Las viudas también destacan en todo el Nuevo Testamento. Jesús conocía muy bien la situación de las viudas. Por ello, en línea con los antiguos profetas, las defiende siempre que se presenta la ocasión. Movido por la compasión sanó al hijo de una viuda (Lucas:11-17). Protestó la explotación que se ejercía sobre las viudas: “devoran los bienes de las viudas” (Marcos 12:40). Invirtió las normas por las que la gente fuese juzgada a la hora de ofrendar. Las actitudes son diametralmente opuestas. “Muchos ricos daban en abundancia…de lo que les sobraba” (Marcos 12:41 y 44), pero la viuda pobre “echó unas moneditas de muy poco valor…en su indigencia, dio cuanto tenía para vivir” (Marcos 12:42 y 44).
El resultado fue que la viuda “dio más que todos los demás” (Marcos 12:43). Porque dio con sacrificio. Con un inmenso sacrificio. Podríamos preguntarnos, ¿cómo pudo seguir viviendo, si lo dio todo? Podía haberse guardado algo para continuar viviendo. ¡Pues no! ¡Se entregó totalmente a la Providencia! Si se moría de hambre, a buen seguro que el Señor se la llevaría a su reino. De esta manera se han portado muchísimos santos en la historia del cristianismo. Baste pensar en san Francisco de Asís, san Pedro de Alcántara, santa Teresa de Jesús, san Juan de la Cruz, la madre Teresa. Y un sinfín de pobres anónimos que han sufrido y sufren en esta Tierra. Todos ellos dieron y se entregaron a sí mismos, sin reservas.
Con estos dos ejemplos, el evangelio de hoy nos transmite una enseñanza de Jesús con valores de eternidad. En la sociedad encontramos dos estrados de vida bien diferenciados, el de la vanidad y la arrogancia que se asocia con la riqueza, y el de la humildad y la sencillez que se asocia con la pobreza. Querer resaltar en esta vida por medio de atuendos, de apariencias, de superficialidades, a la larga solo nos conduce al vacío y a la desolación. Por el contrario, el reconocer nuestra humildad, nuestra humanidad, nuestra terrenidad, a la larga nos conduce a la reflexión y a encontrar el camino de la verdad.

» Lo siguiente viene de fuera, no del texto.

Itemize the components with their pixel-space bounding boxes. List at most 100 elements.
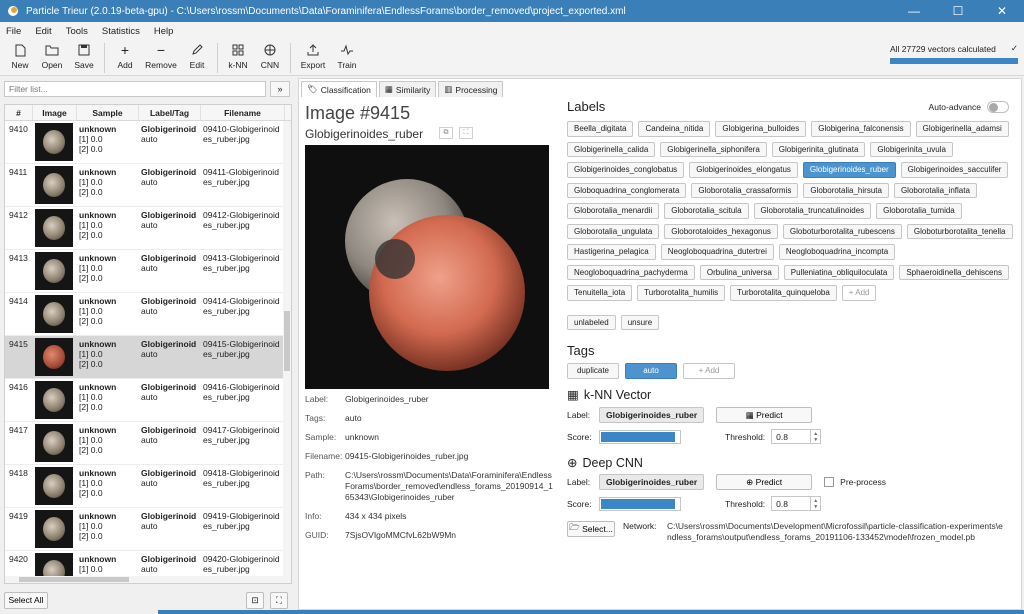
collapse-icon[interactable]: ⊡ <box>246 591 264 609</box>
label-chip[interactable]: Globigerinella_siphonifera <box>660 141 767 157</box>
tab-classification[interactable]: 🏷 Classification <box>301 81 377 97</box>
spinner-arrows-icon[interactable]: ▲ ▼ <box>810 430 820 443</box>
label-chip[interactable]: Globigerina_falconensis <box>811 121 911 137</box>
table-row[interactable]: 9418 unknown [1] 0.0 [2] 0.0 Globigerinoid… <box>5 465 291 508</box>
fullscreen-icon[interactable]: ⛶ <box>459 127 473 139</box>
table-row[interactable]: 9416 unknown [1] 0.0 [2] 0.0 Globigerinoid… <box>5 379 291 422</box>
label-chip[interactable]: Pulleniatina_obliquiloculata <box>783 264 895 280</box>
table-row[interactable]: 9412 unknown [1] 0.0 [2] 0.0 Globigerinoid… <box>5 207 291 250</box>
label-chip[interactable]: Neogloboquadrina_pachyderma <box>567 264 695 280</box>
label-chip-unsure[interactable]: unsure <box>620 314 660 330</box>
label-chip[interactable]: Globorotalia_truncatulinoides <box>753 203 872 219</box>
open-button[interactable]: Open <box>36 43 68 70</box>
label-chip[interactable]: Neogloboquadrina_incompta <box>778 244 896 260</box>
preprocess-checkbox[interactable] <box>824 477 835 487</box>
menu-tools[interactable]: Tools <box>66 26 88 37</box>
train-button[interactable]: Train <box>331 43 363 70</box>
label-chip[interactable]: Neogloboquadrina_dutertrei <box>660 244 774 260</box>
table-row[interactable]: 9413 unknown [1] 0.0 [2] 0.0 Globigerinoid… <box>5 250 291 293</box>
label-chip[interactable]: Globigerinoides_ruber <box>802 162 896 178</box>
table-row[interactable]: 9411 unknown [1] 0.0 [2] 0.0 Globigerinoid… <box>5 164 291 207</box>
label-chip[interactable]: Candeina_nitida <box>638 121 711 137</box>
label-chip[interactable]: Globorotalia_crassaformis <box>691 182 799 198</box>
row-label-tag: Globigerinoid auto <box>141 339 197 359</box>
filter-input[interactable] <box>4 81 266 97</box>
select-all-button[interactable]: Select All <box>4 591 48 609</box>
table-row[interactable]: 9417 unknown [1] 0.0 [2] 0.0 Globigerinoid… <box>5 422 291 465</box>
export-button[interactable]: Export <box>295 43 331 70</box>
minimize-button[interactable]: — <box>892 0 936 22</box>
label-chip[interactable]: Globorotalia_ungulata <box>567 223 660 239</box>
add-button[interactable]: + Add <box>109 42 141 70</box>
label-chip[interactable]: Globorotalia_scitula <box>664 203 749 219</box>
header-filename[interactable]: Filename <box>201 105 285 120</box>
save-button[interactable]: Save <box>68 43 100 70</box>
label-chip[interactable]: Globorotalia_hirsuta <box>803 182 889 198</box>
label-chip[interactable]: Globoturborotalita_rubescens <box>782 223 902 239</box>
header-num[interactable]: # <box>5 105 33 120</box>
select-network-button[interactable]: 🗁 Select... <box>567 521 615 537</box>
label-chip[interactable]: Globoquadrina_conglomerata <box>567 182 687 198</box>
close-button[interactable]: ✕ <box>980 0 1024 22</box>
filter-expand-button[interactable]: » <box>270 81 290 97</box>
label-chip[interactable]: Orbulina_universa <box>699 264 779 280</box>
copy-icon[interactable]: ⧉ <box>439 127 453 139</box>
label-chip[interactable]: Globorotalia_tumida <box>876 203 962 219</box>
knn-heading: ▦ k-NN Vector <box>567 387 651 403</box>
label-chip[interactable]: Tenuitella_iota <box>567 285 633 301</box>
label-chip[interactable]: Globorotaloides_hexagonus <box>664 223 778 239</box>
tab-processing[interactable]: ▥ Processing <box>438 81 504 97</box>
remove-button[interactable]: − Remove <box>141 42 181 70</box>
cnn-predict-button[interactable]: ⊕ Predict <box>716 474 813 490</box>
knn-button[interactable]: k-NN <box>222 43 254 70</box>
header-sample[interactable]: Sample <box>77 105 139 120</box>
label-chip[interactable]: Globorotalia_inflata <box>893 182 977 198</box>
horizontal-scrollbar[interactable] <box>5 576 285 583</box>
maximize-button[interactable]: ☐ <box>936 0 980 22</box>
header-image[interactable]: Image <box>33 105 77 120</box>
label-chip-unlabeled[interactable]: unlabeled <box>567 314 616 330</box>
edit-button[interactable]: Edit <box>181 43 213 70</box>
table-row[interactable]: 9410 unknown [1] 0.0 [2] 0.0 Globigerinoid… <box>5 121 291 164</box>
label-chip[interactable]: Turborotalita_quinqueloba <box>730 285 837 301</box>
row-filename: 09416-Globigerinoid es_ruber.jpg <box>203 382 280 402</box>
knn-threshold-spinner[interactable]: 0.8 ▲ ▼ <box>771 429 822 444</box>
menu-help[interactable]: Help <box>154 26 174 37</box>
label-chip[interactable]: Globigerinita_uvula <box>870 141 953 157</box>
add-label-button[interactable]: + Add <box>841 285 877 301</box>
label-chip[interactable]: Hastigerina_pelagica <box>567 244 656 260</box>
cnn-heading-text: Deep CNN <box>582 455 643 470</box>
label-chip[interactable]: Globoturborotalita_tenella <box>906 223 1013 239</box>
knn-predict-button[interactable]: ▦ Predict <box>716 407 813 423</box>
auto-advance-toggle[interactable] <box>987 101 1009 113</box>
tag-chip-duplicate[interactable]: duplicate <box>567 363 619 379</box>
tab-similarity-label: Similarity <box>395 84 431 95</box>
label-chip[interactable]: Sphaeroidinella_dehiscens <box>899 264 1009 280</box>
table-row[interactable]: 9414 unknown [1] 0.0 [2] 0.0 Globigerinoid… <box>5 293 291 336</box>
label-chip[interactable]: Beella_digitata <box>567 121 634 137</box>
header-label-tag[interactable]: Label/Tag <box>139 105 201 120</box>
label-chip[interactable]: Globorotalia_menardii <box>567 203 660 219</box>
tag-chip-auto[interactable]: auto <box>625 363 677 379</box>
table-row[interactable]: 9415 unknown [1] 0.0 [2] 0.0 Globigerinoid… <box>5 336 291 379</box>
new-button[interactable]: New <box>4 43 36 70</box>
expand-icon[interactable]: ⛶ <box>270 591 288 609</box>
table-row[interactable]: 9419 unknown [1] 0.0 [2] 0.0 Globigerinoid… <box>5 508 291 551</box>
label-chip[interactable]: Globigerinoides_sacculifer <box>900 162 1009 178</box>
menu-statistics[interactable]: Statistics <box>102 26 140 37</box>
vertical-scrollbar[interactable] <box>283 121 291 583</box>
add-tag-button[interactable]: + Add <box>683 363 735 379</box>
label-chip[interactable]: Turborotalita_humilis <box>637 285 726 301</box>
spinner-arrows-icon[interactable]: ▲ ▼ <box>810 497 820 510</box>
label-chip[interactable]: Globigerinoides_conglobatus <box>567 162 685 178</box>
menu-file[interactable]: File <box>6 26 21 37</box>
label-chip[interactable]: Globigerinita_glutinata <box>771 141 866 157</box>
tab-similarity[interactable]: ▦ Similarity <box>378 81 437 97</box>
label-chip[interactable]: Globigerinella_adamsi <box>915 121 1009 137</box>
label-chip[interactable]: Globigerina_bulloides <box>715 121 807 137</box>
menu-edit[interactable]: Edit <box>35 26 51 37</box>
label-chip[interactable]: Globigerinella_calida <box>567 141 656 157</box>
label-chip[interactable]: Globigerinoides_elongatus <box>689 162 798 178</box>
cnn-threshold-spinner[interactable]: 0.8 ▲ ▼ <box>771 496 822 511</box>
cnn-button[interactable]: CNN <box>254 43 286 70</box>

Los más sabios, que por esta vida han pasado, son los que han descubierto de alguna manera los verdaderos designios de Dios. Ya lo dijo magistralmente el profeta Isaías: “Como el cielo está por encima de la tierra, mis caminos están por encima de los suyos y mis planes de sus planes”, dice el Señor (Isaías 55:9).